Del resto, basta scorrere le cronache dei giornali dell'epoca, dal "manifesto" a "Paese Sera", alla "Nazione", per leggere una serie di "pioggia battente", "pioggla insistente", "fuggi fuggi per la pioggia". Ma secondo Marino proprio al termine del comizio, in un bar della piazza, Sofri e Pietrostefani gli avrebbero impartito l'ordine di eseguire l'attentato...
Intanto, quel giorno Pietrostefani non era a Pisa. Mi pare poi che fosse un giorno di festa, e nei dintorni della piazza c'era solo un bar frequentato da sportivi, talmente pieno di gente e incasinato che difficilmente poteva essere quello il posto adatto per dare mandati. Mi domando perché molti testimoni non sono stati creduti, come Guelfo Guelfi, che stette sempre accanto a Sofri e dichiarò che Adriano non si allontanò mai da solo e ne tantomeno andò in un bar. Dopo il comizio Sofri andò con Guelfo a casa di Soriano Ceccanti e poi a casa sua...

Dove li raggiungesti anche tu...
Andai a casa di Sofri in via Pellizzi dove c'erano la moglie, Alessandra Peretti, con i figli Nicola e Luca. C'erano alcuni compagni che volevano salutare Sofri e c'era anche Marino, per cui non si capisce perché quel mandato Sofri doveva darlo al bar e non piuttosto a casa sua, dove avrebbero potuto appartarsi tranquillamente. La verità è che sono innocenti tutti e tre, io li conosco bene. Se Sofri avesse voluto la morte di Calahresi sarebbe andato lui di persona ad ammazzarlo, questa è la sua struttura morale. E' scandaloso giudicare attendibile una persona che presenta un racconto del tutto privo di riscontri. Ci sono testimoni che affermano che Bompressi era a Massa il giorno dell'omicidio Calabresi ma nessuno ha proceduto a riscontri. Mi ricordo che quando andai a testimoniare a Milano, al primo processo, il giudice mi ritenne inattendibile per partito preso e non c 'e stata nessuna accusa di falsa testimonianza.

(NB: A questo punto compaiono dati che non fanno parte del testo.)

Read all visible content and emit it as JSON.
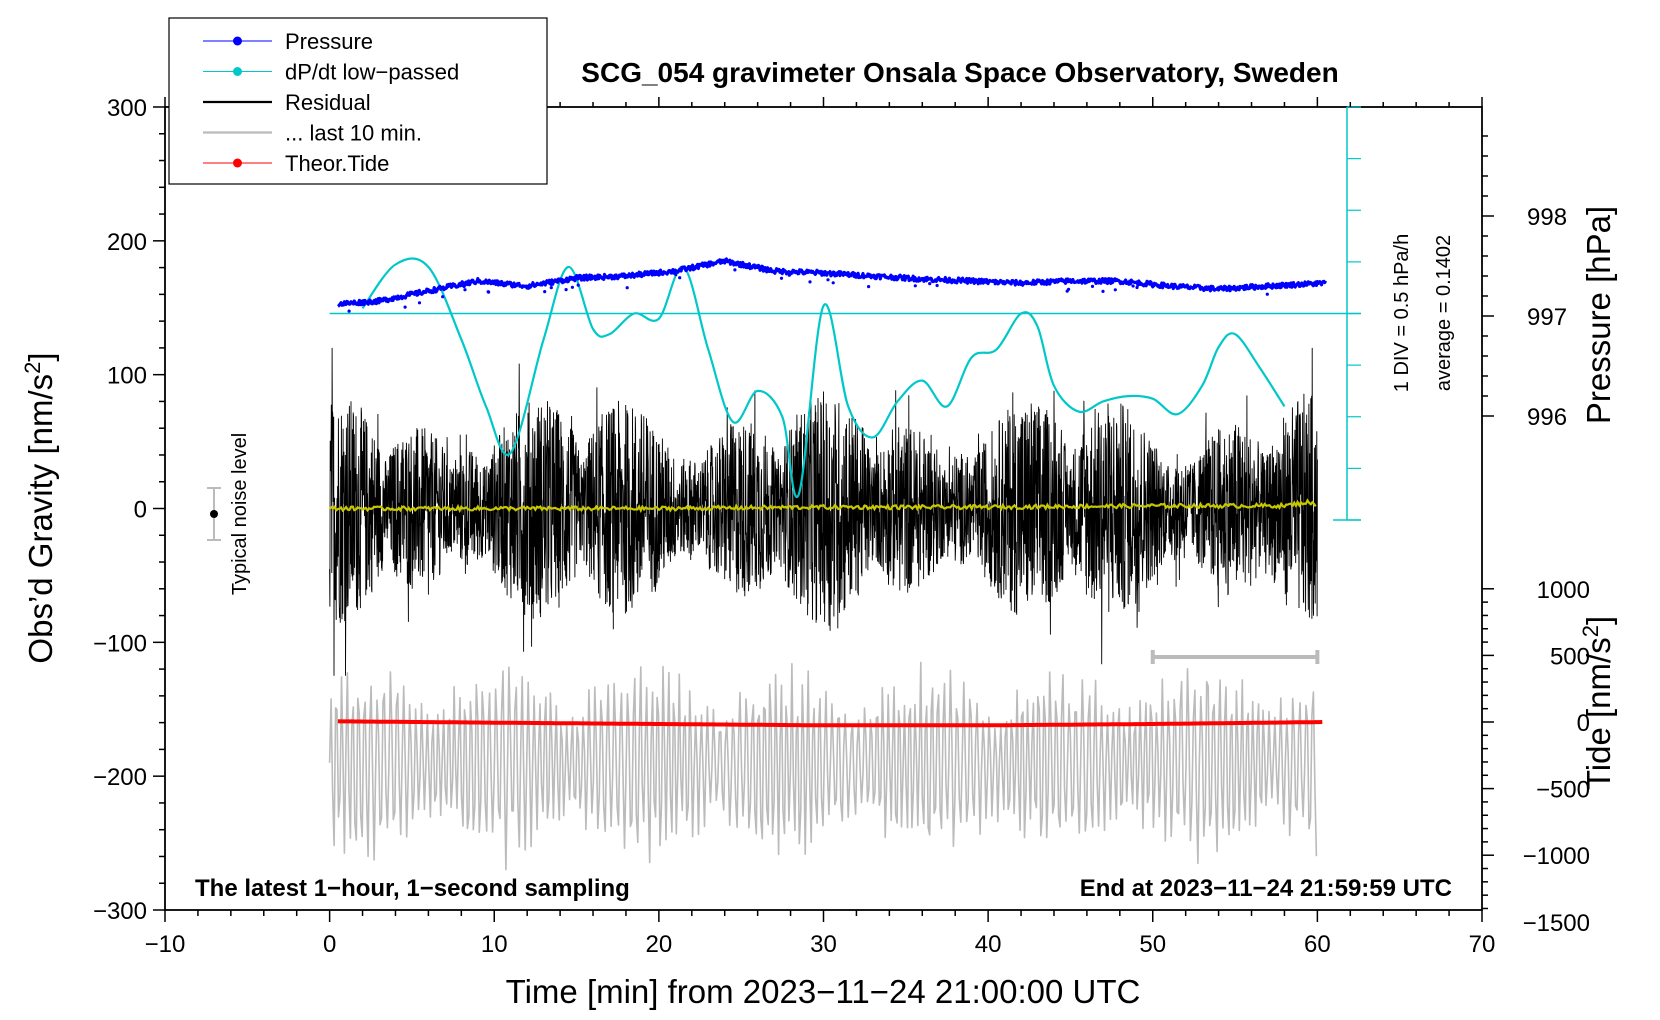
{
  "chart_data": {
    "type": "line",
    "title": "SCG_054 gravimeter Onsala Space Observatory, Sweden",
    "xlabel": "Time [min] from 2023−11−24 21:00:00 UTC",
    "ylabel_left": "Obs’d Gravity [nm/s",
    "ylabel_left_sup": "2",
    "ylabel_left_close": "]",
    "ylabel_right_top": "Pressure [hPa]",
    "ylabel_right_bottom": "Tide [nm/s",
    "ylabel_right_bottom_sup": "2",
    "ylabel_right_bottom_close": "]",
    "xlim": [
      -10,
      70
    ],
    "ylim": [
      -300,
      300
    ],
    "xticks": [
      "−10",
      "0",
      "10",
      "20",
      "30",
      "40",
      "50",
      "60",
      "70"
    ],
    "yticks": [
      "300",
      "200",
      "100",
      "0",
      "−100",
      "−200",
      "−300"
    ],
    "pressure_ticks": [
      "998",
      "997",
      "996"
    ],
    "tide_ticks": [
      "1000",
      "500",
      "0",
      "−500",
      "−1000",
      "−1500"
    ],
    "pressure_scale": "1 DIV = 0.5 hPa/h",
    "pressure_average": "average = 0.1402",
    "noise_label": "Typical noise level",
    "info_left": "The latest 1−hour, 1−second sampling",
    "info_right": "End at 2023−11−24 21:59:59 UTC",
    "legend": [
      {
        "label": "Pressure",
        "color": "#0000ff",
        "marker": true
      },
      {
        "label": "dP/dt low−passed",
        "color": "#00c8c8",
        "marker": true
      },
      {
        "label": "Residual",
        "color": "#000000",
        "marker": false
      },
      {
        "label": "... last 10 min.",
        "color": "#bbbbbb",
        "marker": false
      },
      {
        "label": "Theor.Tide",
        "color": "#ff0000",
        "marker": true
      }
    ],
    "series": [
      {
        "name": "Pressure",
        "unit": "hPa",
        "color": "#0000ff",
        "x": [
          0.5,
          3,
          6,
          9,
          12,
          15,
          18,
          21,
          24,
          27,
          30,
          33,
          36,
          39,
          42,
          45,
          48,
          51,
          54,
          57,
          60.5
        ],
        "y": [
          997.12,
          997.15,
          997.25,
          997.35,
          997.3,
          997.38,
          997.4,
          997.45,
          997.55,
          997.45,
          997.43,
          997.4,
          997.37,
          997.35,
          997.33,
          997.35,
          997.35,
          997.3,
          997.27,
          997.3,
          997.33
        ]
      },
      {
        "name": "dP/dt low−passed",
        "unit": "scaled div (0–6)",
        "color": "#00c8c8",
        "x": [
          2,
          4,
          6,
          8,
          9.5,
          11,
          13,
          14.5,
          16,
          17,
          18.5,
          20,
          21.5,
          23,
          24.5,
          26,
          27.5,
          28.5,
          30,
          31.5,
          33,
          34.5,
          36,
          37.5,
          39,
          40.5,
          42,
          43,
          44,
          45.5,
          47,
          48.5,
          50,
          51.5,
          53,
          54,
          55,
          56.5,
          58
        ],
        "y": [
          4.1,
          4.95,
          4.9,
          3.5,
          2.2,
          1.3,
          3.5,
          4.9,
          3.7,
          3.6,
          4.0,
          3.9,
          4.9,
          3.3,
          1.9,
          2.5,
          2.0,
          0.5,
          4.15,
          2.2,
          1.6,
          2.3,
          2.7,
          2.2,
          3.15,
          3.3,
          4.0,
          3.75,
          2.6,
          2.1,
          2.3,
          2.4,
          2.35,
          2.05,
          2.6,
          3.35,
          3.6,
          2.95,
          2.2
        ]
      },
      {
        "name": "Residual",
        "unit": "nm/s²",
        "color": "#000000",
        "envelope_abs_max": 110,
        "x_range": [
          0,
          60
        ]
      },
      {
        "name": "Residual smoothed",
        "unit": "nm/s²",
        "color": "#c8c800",
        "x": [
          0,
          10,
          20,
          30,
          40,
          50,
          58,
          59.5,
          60
        ],
        "y": [
          0,
          0,
          0,
          1,
          1,
          2,
          2,
          5,
          1
        ]
      },
      {
        "name": "... last 10 min.",
        "unit": "nm/s² (scaled)",
        "color": "#bbbbbb",
        "envelope_abs_max": 80,
        "x_range": [
          0,
          60
        ],
        "x_scale_bar": [
          50,
          60
        ]
      },
      {
        "name": "Theor.Tide",
        "unit": "nm/s²",
        "color": "#ff0000",
        "x": [
          0.5,
          10,
          20,
          30,
          40,
          50,
          60.5
        ],
        "y": [
          5,
          -5,
          -15,
          -25,
          -25,
          -15,
          0
        ]
      }
    ]
  }
}
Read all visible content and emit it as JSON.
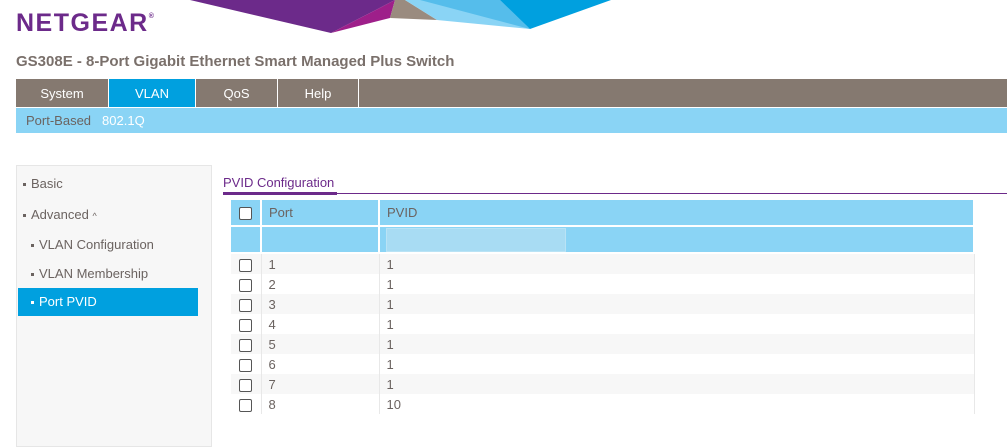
{
  "brand": {
    "logo": "NETGEAR",
    "colors": {
      "purple": "#6c2a8a",
      "blue": "#00a0df",
      "light_blue": "#8ad4f5",
      "grey": "#857970"
    }
  },
  "title": "GS308E - 8-Port Gigabit Ethernet Smart Managed Plus Switch",
  "nav": {
    "tabs": [
      "System",
      "VLAN",
      "QoS",
      "Help"
    ],
    "active": "VLAN"
  },
  "subnav": {
    "items": [
      "Port-Based",
      "802.1Q"
    ],
    "active": "802.1Q"
  },
  "sidebar": {
    "items": [
      {
        "label": "Basic"
      },
      {
        "label": "Advanced",
        "icon": "chevron-up-icon"
      },
      {
        "label": "VLAN Configuration"
      },
      {
        "label": "VLAN Membership"
      },
      {
        "label": "Port PVID",
        "active": true
      }
    ]
  },
  "section": {
    "title": "PVID Configuration"
  },
  "table": {
    "headers": [
      "Port",
      "PVID"
    ],
    "filter_pvid": "",
    "rows": [
      {
        "port": "1",
        "pvid": "1"
      },
      {
        "port": "2",
        "pvid": "1"
      },
      {
        "port": "3",
        "pvid": "1"
      },
      {
        "port": "4",
        "pvid": "1"
      },
      {
        "port": "5",
        "pvid": "1"
      },
      {
        "port": "6",
        "pvid": "1"
      },
      {
        "port": "7",
        "pvid": "1"
      },
      {
        "port": "8",
        "pvid": "10"
      }
    ]
  }
}
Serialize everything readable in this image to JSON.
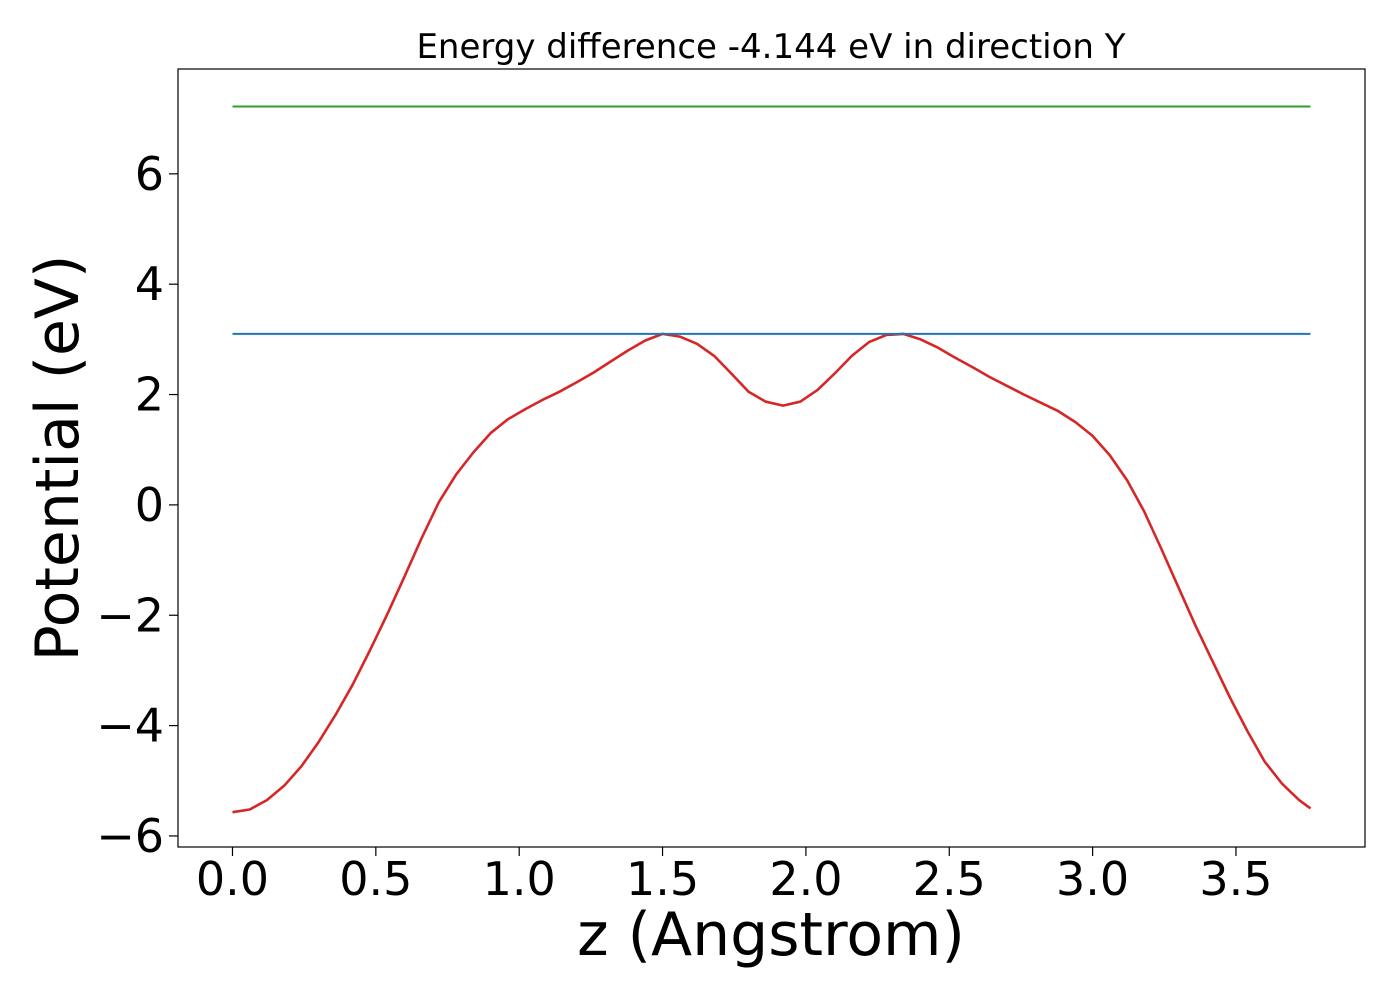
{
  "chart_data": {
    "type": "line",
    "title": "Energy difference -4.144 eV in direction Y",
    "xlabel": "z (Angstrom)",
    "ylabel": "Potential (eV)",
    "xlim": [
      -0.19,
      3.95
    ],
    "ylim": [
      -6.2,
      7.9
    ],
    "xticks": [
      0.0,
      0.5,
      1.0,
      1.5,
      2.0,
      2.5,
      3.0,
      3.5
    ],
    "xtick_labels": [
      "0.0",
      "0.5",
      "1.0",
      "1.5",
      "2.0",
      "2.5",
      "3.0",
      "3.5"
    ],
    "yticks": [
      -6,
      -4,
      -2,
      0,
      2,
      4,
      6
    ],
    "ytick_labels": [
      "−6",
      "−4",
      "−2",
      "0",
      "2",
      "4",
      "6"
    ],
    "grid": false,
    "series": [
      {
        "color": "#d62728",
        "x": [
          0.0,
          0.06,
          0.12,
          0.18,
          0.24,
          0.3,
          0.36,
          0.42,
          0.48,
          0.54,
          0.6,
          0.66,
          0.72,
          0.78,
          0.84,
          0.9,
          0.96,
          1.02,
          1.08,
          1.14,
          1.2,
          1.26,
          1.32,
          1.38,
          1.44,
          1.5,
          1.56,
          1.62,
          1.68,
          1.74,
          1.8,
          1.86,
          1.92,
          1.98,
          2.04,
          2.1,
          2.16,
          2.22,
          2.28,
          2.34,
          2.4,
          2.46,
          2.52,
          2.58,
          2.64,
          2.7,
          2.76,
          2.82,
          2.88,
          2.94,
          3.0,
          3.06,
          3.12,
          3.18,
          3.24,
          3.3,
          3.36,
          3.42,
          3.48,
          3.54,
          3.6,
          3.66,
          3.72,
          3.76
        ],
        "y": [
          -5.57,
          -5.52,
          -5.35,
          -5.09,
          -4.74,
          -4.3,
          -3.8,
          -3.25,
          -2.63,
          -1.98,
          -1.3,
          -0.6,
          0.05,
          0.55,
          0.95,
          1.3,
          1.55,
          1.73,
          1.9,
          2.05,
          2.22,
          2.4,
          2.6,
          2.8,
          2.98,
          3.1,
          3.05,
          2.92,
          2.7,
          2.38,
          2.05,
          1.87,
          1.8,
          1.87,
          2.08,
          2.38,
          2.7,
          2.95,
          3.08,
          3.1,
          3.0,
          2.85,
          2.67,
          2.5,
          2.32,
          2.16,
          2.0,
          1.85,
          1.7,
          1.5,
          1.25,
          0.9,
          0.45,
          -0.12,
          -0.8,
          -1.5,
          -2.2,
          -2.85,
          -3.5,
          -4.1,
          -4.65,
          -5.05,
          -5.35,
          -5.5
        ]
      },
      {
        "color": "#1f77b4",
        "x": [
          0.0,
          3.76
        ],
        "y": [
          3.1,
          3.1
        ]
      },
      {
        "color": "#2ca02c",
        "x": [
          0.0,
          3.76
        ],
        "y": [
          7.22,
          7.22
        ]
      }
    ]
  }
}
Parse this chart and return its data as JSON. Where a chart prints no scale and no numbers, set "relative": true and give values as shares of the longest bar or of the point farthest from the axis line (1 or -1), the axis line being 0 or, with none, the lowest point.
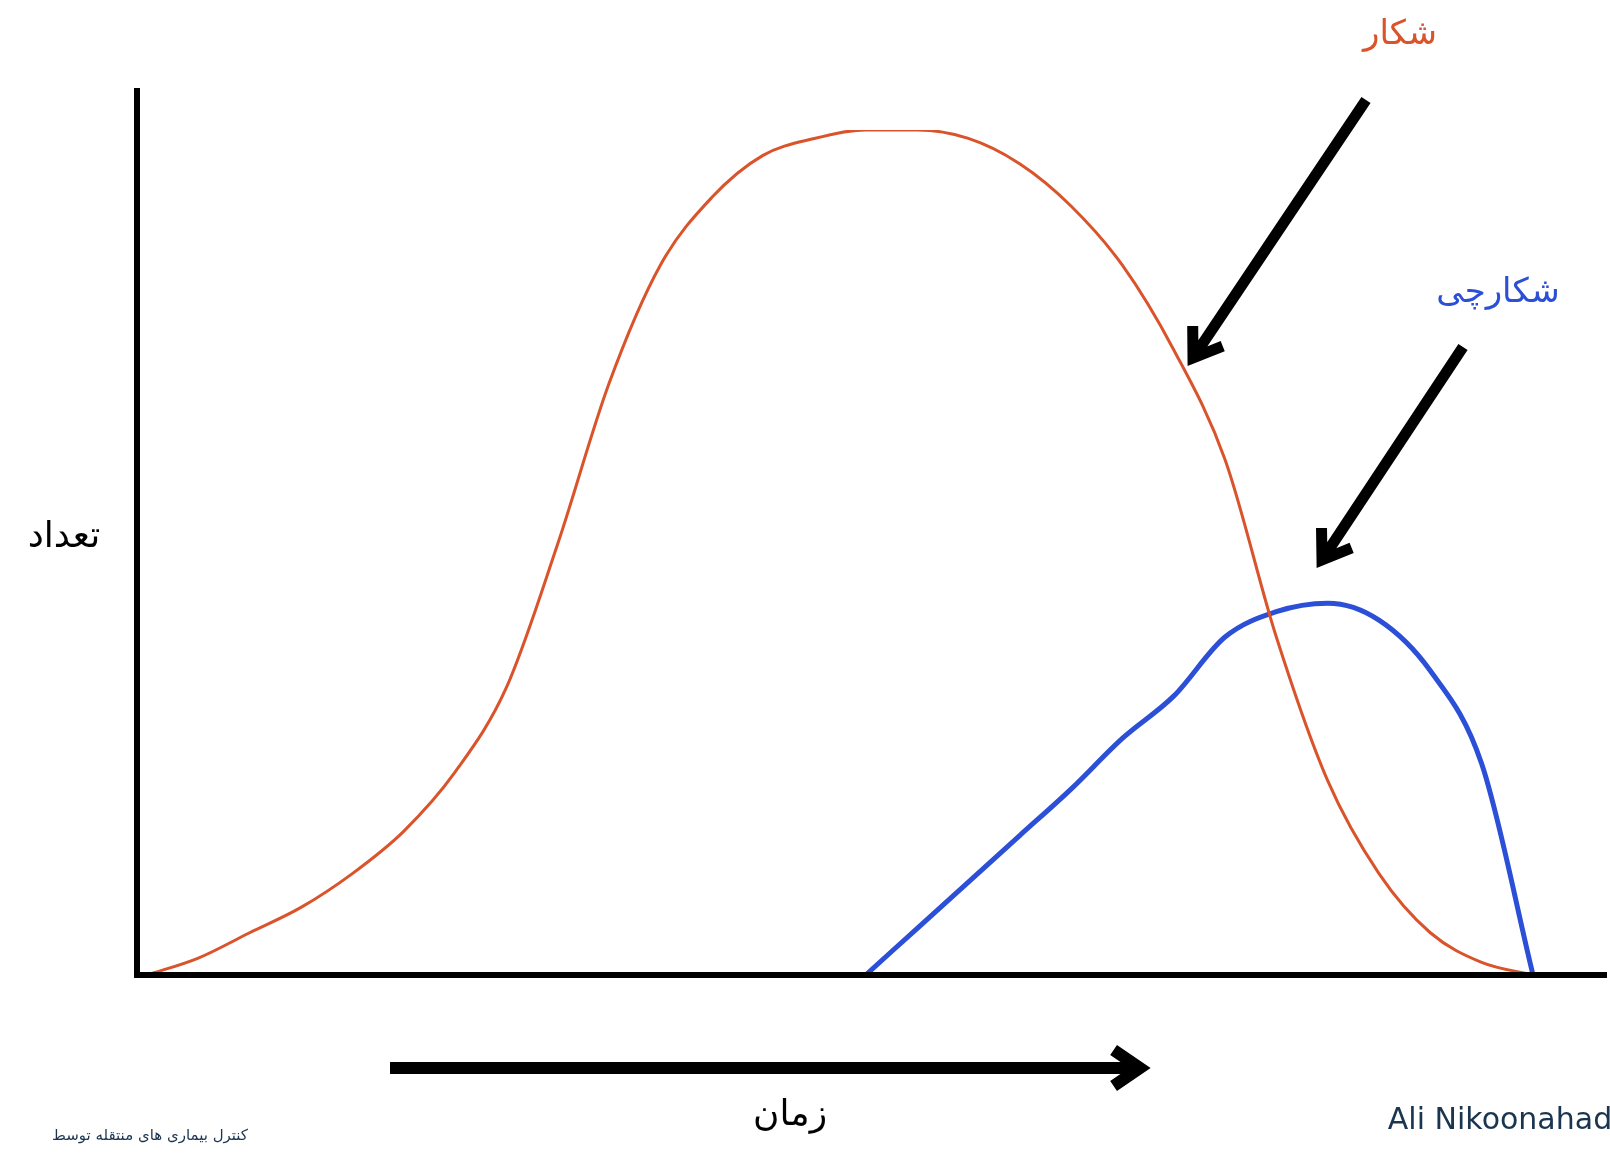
{
  "chart_data": {
    "type": "line",
    "relative": true,
    "xlabel": "زمان",
    "ylabel": "تعداد",
    "categories": [
      null,
      null,
      null,
      null,
      null,
      null,
      null,
      null,
      null,
      null,
      null,
      null,
      null,
      null,
      null,
      null,
      null,
      null,
      null,
      null,
      null,
      null,
      null,
      null,
      null,
      null,
      null,
      null
    ],
    "series": [
      {
        "name": "شکار",
        "color": "#d9532b",
        "values": [
          0,
          0.02,
          0.05,
          0.08,
          0.12,
          0.17,
          0.24,
          0.34,
          0.51,
          0.7,
          0.84,
          0.92,
          0.97,
          0.99,
          1,
          1,
          0.99,
          0.96,
          0.91,
          0.84,
          0.74,
          0.61,
          0.4,
          0.23,
          0.12,
          0.05,
          0.015,
          0
        ]
      },
      {
        "name": "شکارچی",
        "color": "#2b4fd6",
        "values": [
          null,
          null,
          null,
          null,
          null,
          null,
          null,
          null,
          null,
          null,
          null,
          null,
          null,
          null,
          0,
          0.055,
          0.11,
          0.165,
          0.22,
          0.28,
          0.33,
          0.4,
          0.43,
          0.44,
          0.42,
          0.36,
          0.25,
          0
        ]
      }
    ],
    "legend": false,
    "marker": "none",
    "line_style": "solid",
    "annotations": [
      "Ali Nikoonahad",
      "کنترل بیماری های منتقله توسط"
    ]
  }
}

Ti aspettavi questa sentenza?
No, mi illudevo che non reggesse, un'accusa del genere. Ma non credo sia una vendetta politica, è piuttosto la dimostrazione di una logica perversa interna alle istituzioni, alla magistratura, alla sfera politica: una volta presa una determinata direzione non tornano indietro anche se è sbagliata. Ma oggi abbiamo l'assoluta necessità della continuità nell'azione di denuncia, perché il rischio e che pian piano le cose cadano nel silenzio. Il comportamento di queste tre persone, che accettano la galera pur essendo innocenti, e un esempio di dignità rara. Bisogna fare di tutto per tirarli fuori.